Melt the butter in a small skillet over medium heat, then add the panko and smoked paprika. Toast for 2-3 minutes, stirring frequently, until the breadcrumbs are golden brown and fragrant. This step develops nutty, deep flavors that will add textural contrast to the creamy dip. Transfer to a small bowl and set aside to cool slightly—I like to let it cool completely so it stays crunchy when mixed into the dip.
In a large mixing bowl, combine the softened cream cheese, sour cream, ranch seasoning, pickle juice, lemon juice, and hot sauce. Stir until smooth and well combined—the mixture should be creamy and homogeneous with no lumps of cream cheese remaining.
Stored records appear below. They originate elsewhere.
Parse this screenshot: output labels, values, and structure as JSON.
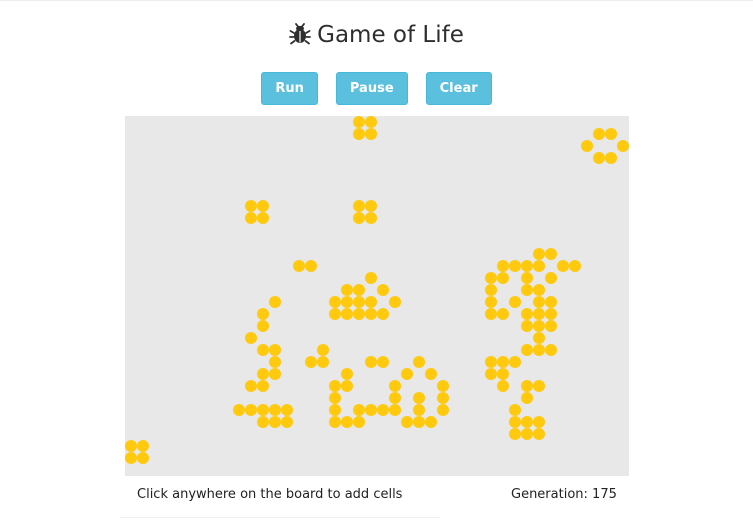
{
  "app": {
    "title": "Game of Life",
    "title_icon": "bug-icon"
  },
  "controls": {
    "run_label": "Run",
    "pause_label": "Pause",
    "clear_label": "Clear"
  },
  "board": {
    "cols": 42,
    "rows": 30,
    "live_color": "#ffc90e",
    "dead_color": "#e8e8e8",
    "live_cells": [
      [
        19,
        0
      ],
      [
        20,
        0
      ],
      [
        19,
        1
      ],
      [
        20,
        1
      ],
      [
        39,
        1
      ],
      [
        40,
        1
      ],
      [
        38,
        2
      ],
      [
        41,
        2
      ],
      [
        39,
        3
      ],
      [
        40,
        3
      ],
      [
        10,
        7
      ],
      [
        11,
        7
      ],
      [
        19,
        7
      ],
      [
        20,
        7
      ],
      [
        10,
        8
      ],
      [
        11,
        8
      ],
      [
        19,
        8
      ],
      [
        20,
        8
      ],
      [
        34,
        11
      ],
      [
        35,
        11
      ],
      [
        14,
        12
      ],
      [
        15,
        12
      ],
      [
        31,
        12
      ],
      [
        32,
        12
      ],
      [
        33,
        12
      ],
      [
        34,
        12
      ],
      [
        36,
        12
      ],
      [
        37,
        12
      ],
      [
        20,
        13
      ],
      [
        30,
        13
      ],
      [
        31,
        13
      ],
      [
        33,
        13
      ],
      [
        35,
        13
      ],
      [
        18,
        14
      ],
      [
        19,
        14
      ],
      [
        21,
        14
      ],
      [
        30,
        14
      ],
      [
        33,
        14
      ],
      [
        34,
        14
      ],
      [
        12,
        15
      ],
      [
        17,
        15
      ],
      [
        18,
        15
      ],
      [
        19,
        15
      ],
      [
        20,
        15
      ],
      [
        22,
        15
      ],
      [
        30,
        15
      ],
      [
        32,
        15
      ],
      [
        34,
        15
      ],
      [
        35,
        15
      ],
      [
        11,
        16
      ],
      [
        17,
        16
      ],
      [
        18,
        16
      ],
      [
        19,
        16
      ],
      [
        20,
        16
      ],
      [
        21,
        16
      ],
      [
        30,
        16
      ],
      [
        31,
        16
      ],
      [
        33,
        16
      ],
      [
        34,
        16
      ],
      [
        35,
        16
      ],
      [
        11,
        17
      ],
      [
        33,
        17
      ],
      [
        34,
        17
      ],
      [
        35,
        17
      ],
      [
        10,
        18
      ],
      [
        34,
        18
      ],
      [
        11,
        19
      ],
      [
        12,
        19
      ],
      [
        16,
        19
      ],
      [
        33,
        19
      ],
      [
        34,
        19
      ],
      [
        35,
        19
      ],
      [
        12,
        20
      ],
      [
        15,
        20
      ],
      [
        16,
        20
      ],
      [
        20,
        20
      ],
      [
        21,
        20
      ],
      [
        24,
        20
      ],
      [
        30,
        20
      ],
      [
        31,
        20
      ],
      [
        32,
        20
      ],
      [
        11,
        21
      ],
      [
        12,
        21
      ],
      [
        18,
        21
      ],
      [
        23,
        21
      ],
      [
        25,
        21
      ],
      [
        30,
        21
      ],
      [
        31,
        21
      ],
      [
        10,
        22
      ],
      [
        11,
        22
      ],
      [
        17,
        22
      ],
      [
        18,
        22
      ],
      [
        22,
        22
      ],
      [
        26,
        22
      ],
      [
        31,
        22
      ],
      [
        33,
        22
      ],
      [
        34,
        22
      ],
      [
        17,
        23
      ],
      [
        22,
        23
      ],
      [
        24,
        23
      ],
      [
        26,
        23
      ],
      [
        33,
        23
      ],
      [
        9,
        24
      ],
      [
        10,
        24
      ],
      [
        11,
        24
      ],
      [
        12,
        24
      ],
      [
        13,
        24
      ],
      [
        17,
        24
      ],
      [
        19,
        24
      ],
      [
        20,
        24
      ],
      [
        21,
        24
      ],
      [
        22,
        24
      ],
      [
        24,
        24
      ],
      [
        26,
        24
      ],
      [
        32,
        24
      ],
      [
        11,
        25
      ],
      [
        12,
        25
      ],
      [
        13,
        25
      ],
      [
        17,
        25
      ],
      [
        18,
        25
      ],
      [
        19,
        25
      ],
      [
        23,
        25
      ],
      [
        24,
        25
      ],
      [
        25,
        25
      ],
      [
        32,
        25
      ],
      [
        33,
        25
      ],
      [
        34,
        25
      ],
      [
        32,
        26
      ],
      [
        33,
        26
      ],
      [
        34,
        26
      ],
      [
        0,
        27
      ],
      [
        1,
        27
      ],
      [
        0,
        28
      ],
      [
        1,
        28
      ]
    ]
  },
  "footer": {
    "hint": "Click anywhere on the board to add cells",
    "generation_label": "Generation:",
    "generation": 175
  }
}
This flavorful base is where all the tangy, savory depth comes from, so take a moment to blend it thoroughly.
Add the finely diced pickles (pat them dry first to avoid excess liquid), minced garlic, fresh dill, and chives to the creamy base from Step 2. Fold everything together gently until evenly distributed. Taste the mixture and season with salt and pepper to your preference—I find that the pickles and hot sauce provide most of the seasoning, so you typically only need a small pinch of additional salt.
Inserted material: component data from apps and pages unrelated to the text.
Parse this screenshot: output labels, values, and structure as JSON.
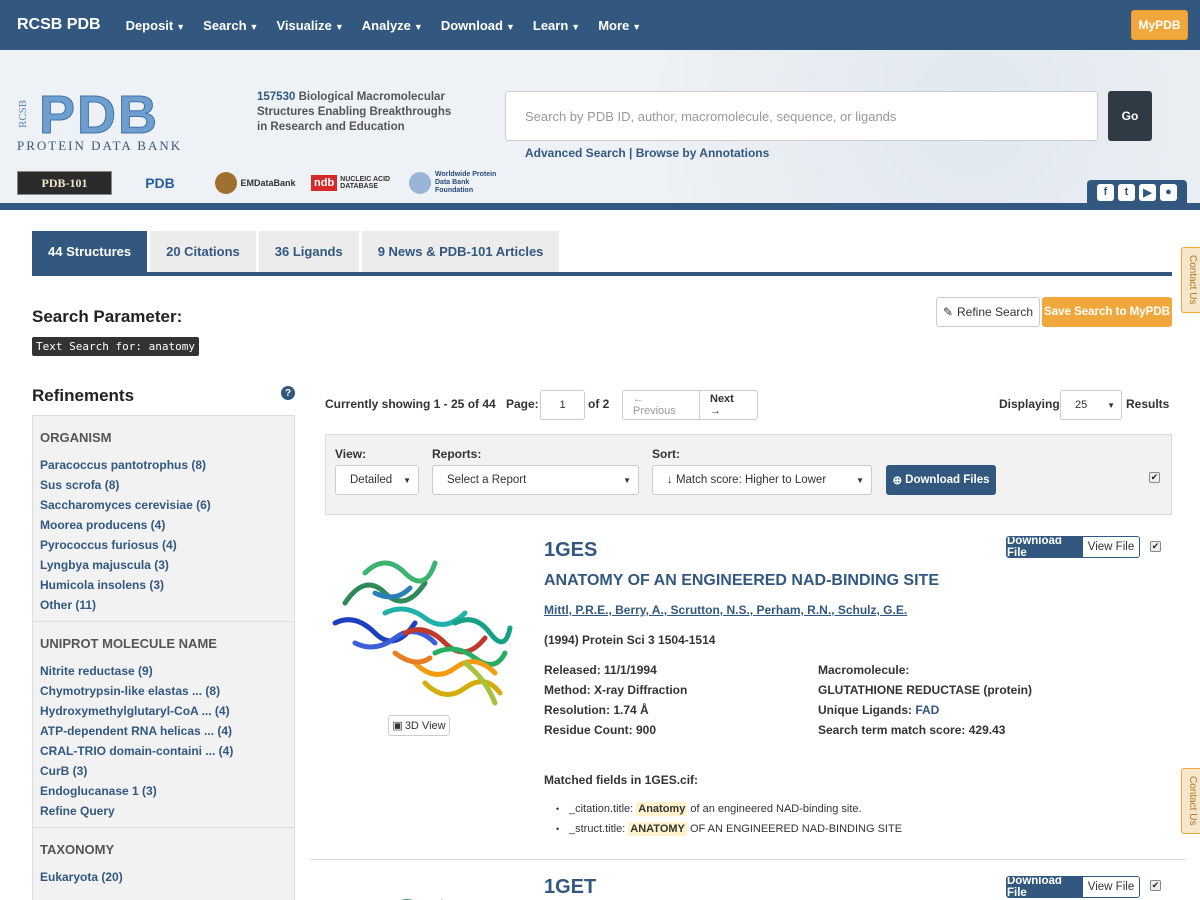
{
  "nav": {
    "brand": "RCSB PDB",
    "items": [
      "Deposit",
      "Search",
      "Visualize",
      "Analyze",
      "Download",
      "Learn",
      "More"
    ],
    "mypdb": "MyPDB"
  },
  "header": {
    "logo_side": "RCSB",
    "logo_main": "PDB",
    "logo_sub": "PROTEIN DATA BANK",
    "count": "157530",
    "tagline": " Biological Macromolecular Structures Enabling Breakthroughs in Research and Education",
    "search_placeholder": "Search by PDB ID, author, macromolecule, sequence, or ligands",
    "go": "Go",
    "advanced_links": "Advanced Search | Browse by Annotations",
    "partners": [
      "PDB-101",
      "PDB",
      "EMDataBank",
      "NUCLEIC ACID DATABASE",
      "Worldwide Protein Data Bank Foundation"
    ],
    "social_icons": [
      "facebook-icon",
      "twitter-icon",
      "youtube-icon",
      "github-icon"
    ]
  },
  "tabs": [
    "44 Structures",
    "20 Citations",
    "36 Ligands",
    "9 News & PDB-101 Articles"
  ],
  "contact": "Contact Us",
  "search_param": {
    "title": "Search Parameter:",
    "chip": "Text Search for: anatomy",
    "refine": "Refine Search",
    "save": "Save Search to MyPDB"
  },
  "refinements": {
    "title": "Refinements",
    "sections": [
      {
        "head": "ORGANISM",
        "items": [
          "Paracoccus pantotrophus (8)",
          "Sus scrofa (8)",
          "Saccharomyces cerevisiae (6)",
          "Moorea producens (4)",
          "Pyrococcus furiosus (4)",
          "Lyngbya majuscula (3)",
          "Humicola insolens (3)",
          "Other (11)"
        ]
      },
      {
        "head": "UNIPROT MOLECULE NAME",
        "items": [
          "Nitrite reductase (9)",
          "Chymotrypsin-like elastas ... (8)",
          "Hydroxymethylglutaryl-CoA ... (4)",
          "ATP-dependent RNA helicas ... (4)",
          "CRAL-TRIO domain-containi ... (4)",
          "CurB (3)",
          "Endoglucanase 1 (3)",
          "Refine Query"
        ]
      },
      {
        "head": "TAXONOMY",
        "items": [
          "Eukaryota (20)"
        ]
      }
    ]
  },
  "toolbar": {
    "showing": "Currently showing 1 - 25 of 44",
    "page_label": "Page:",
    "page_value": "1",
    "of": "of 2",
    "prev": "← Previous",
    "next": "Next →",
    "displaying": "Displaying",
    "display_value": "25",
    "results": "Results"
  },
  "options": {
    "view_label": "View:",
    "view_value": "Detailed",
    "reports_label": "Reports:",
    "reports_value": "Select a Report",
    "sort_label": "Sort:",
    "sort_value": "↓ Match score: Higher to Lower",
    "download_files": "Download Files"
  },
  "entries": [
    {
      "id": "1GES",
      "title": "ANATOMY OF AN ENGINEERED NAD-BINDING SITE",
      "authors": "Mittl, P.R.E., Berry, A., Scrutton, N.S., Perham, R.N., Schulz, G.E.",
      "citation": "(1994) Protein Sci 3 1504-1514",
      "released": "Released: 11/1/1994",
      "method": "Method: X-ray Diffraction",
      "resolution": "Resolution: 1.74 Å",
      "residue_count": "Residue Count: 900",
      "macromolecule_label": "Macromolecule:",
      "macromolecule": "GLUTATHIONE REDUCTASE (protein)",
      "ligands_label": "Unique Ligands: ",
      "ligands": "FAD",
      "score": "Search term match score: 429.43",
      "matched_title": "Matched fields in 1GES.cif:",
      "matched": [
        {
          "field": "_citation.title: ",
          "hl": "Anatomy",
          "rest": " of an engineered NAD-binding site."
        },
        {
          "field": "_struct.title: ",
          "hl": "ANATOMY",
          "rest": " OF AN ENGINEERED NAD-BINDING SITE"
        }
      ],
      "view3d": "3D View"
    },
    {
      "id": "1GET"
    }
  ],
  "entry_buttons": {
    "download": "Download File",
    "view": "View File"
  }
}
Spread half of the pickle dip mixture into a shallow serving bowl or 8x8 inch baking dish. Sprinkle half of the toasted panko topping over this layer, then add the remaining dip on top. Finish with the remaining toasted panko sprinkled evenly across the surface. This layering creates pockets of crunch throughout the dip rather than just on top, giving you texture with every bite.
Transfer the assembled dip to the table and serve immediately with your choice of crispy accompaniments. The dip is best enjoyed fresh when the panko topping is still at its crunchiest, so avoid making it too far ahead. Serve with tortilla chips, potato chips, or fresh vegetables like celery and bell peppers for a great textural contrast.